Blackline Safety Corp.
- Formerly: Blackline GPS Corp. (2004-2015)
- Company type: Public
- Traded as: TSX: BLN
- Industry: Connected Safety Technology
- Founded: 2004; 22 years ago
- Founders: Patrick Rousseau Brendon Cook
- Area served: Worldwide
- Key people: Cody Slater (CEO)
- Products: Personal Gas detector Area Gas detector Wearable Safety Device Lone Worker Safety Device Gamma Radiation Detector 24/7 Live Monitoring
- Revenue: CAD$ 100 million (FY 2023)
- Website: blacklinesafety.com

= Blackline Safety =

Canadian Connected Safety Technology Manufacturer

Blackline Safety Corp. (formerly Blackline GPS) is a Canadian public company that designs, develops and manufactures employee safety monitoring technology. It is traded under the symbol BLN on the TSX Venture Exchange.

==History==
The company started out as Blackline GPS, founded by Patrick Rousseau and Brendon Cook in 2004. They introduced a car-tracking device that uses GPS in 2008. Named GPS Snitch, it can be controlled via the internet or by texting to a special phone number.

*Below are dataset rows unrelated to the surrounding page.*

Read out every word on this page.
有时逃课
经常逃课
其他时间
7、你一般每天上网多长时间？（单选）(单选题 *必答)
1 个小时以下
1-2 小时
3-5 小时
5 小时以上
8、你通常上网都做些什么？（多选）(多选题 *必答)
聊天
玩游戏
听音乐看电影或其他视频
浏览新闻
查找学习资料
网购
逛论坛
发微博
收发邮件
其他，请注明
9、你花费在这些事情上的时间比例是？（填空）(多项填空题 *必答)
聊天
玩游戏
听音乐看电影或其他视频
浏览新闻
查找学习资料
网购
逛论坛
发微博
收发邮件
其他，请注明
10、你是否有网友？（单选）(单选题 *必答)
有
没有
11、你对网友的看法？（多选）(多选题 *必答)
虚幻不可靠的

Another offering from Blackline is named Blip.

The idea for the initial product originated in 2004, but success was limited by the lack of a reliable income stream. Outside funding enabled growth in the consumer market, but by 2010 "the decision was made to leave the consumer GPS market, and focus solely on the industrial GPS market".

In 2013 85% of the company's income was from consumer sales, but in 2018 85% was from industrial sales.

In 2014, the company received a contract of $240,000 CAD from the Canadian government under the Build in Canada Innovation Program. They worked with Correctional Services Canada in Ontario to outfit parole officers with about 100 of its Loner 900/Loner Bridge System monitors.

The company changed names in July 2015 to Blackline Safety Corp.

===Income stream===
The company requires either monthly or annual fees. Success is based on having an ongoing income stream, and a 2013 report noted that simply getting more customers is not enough.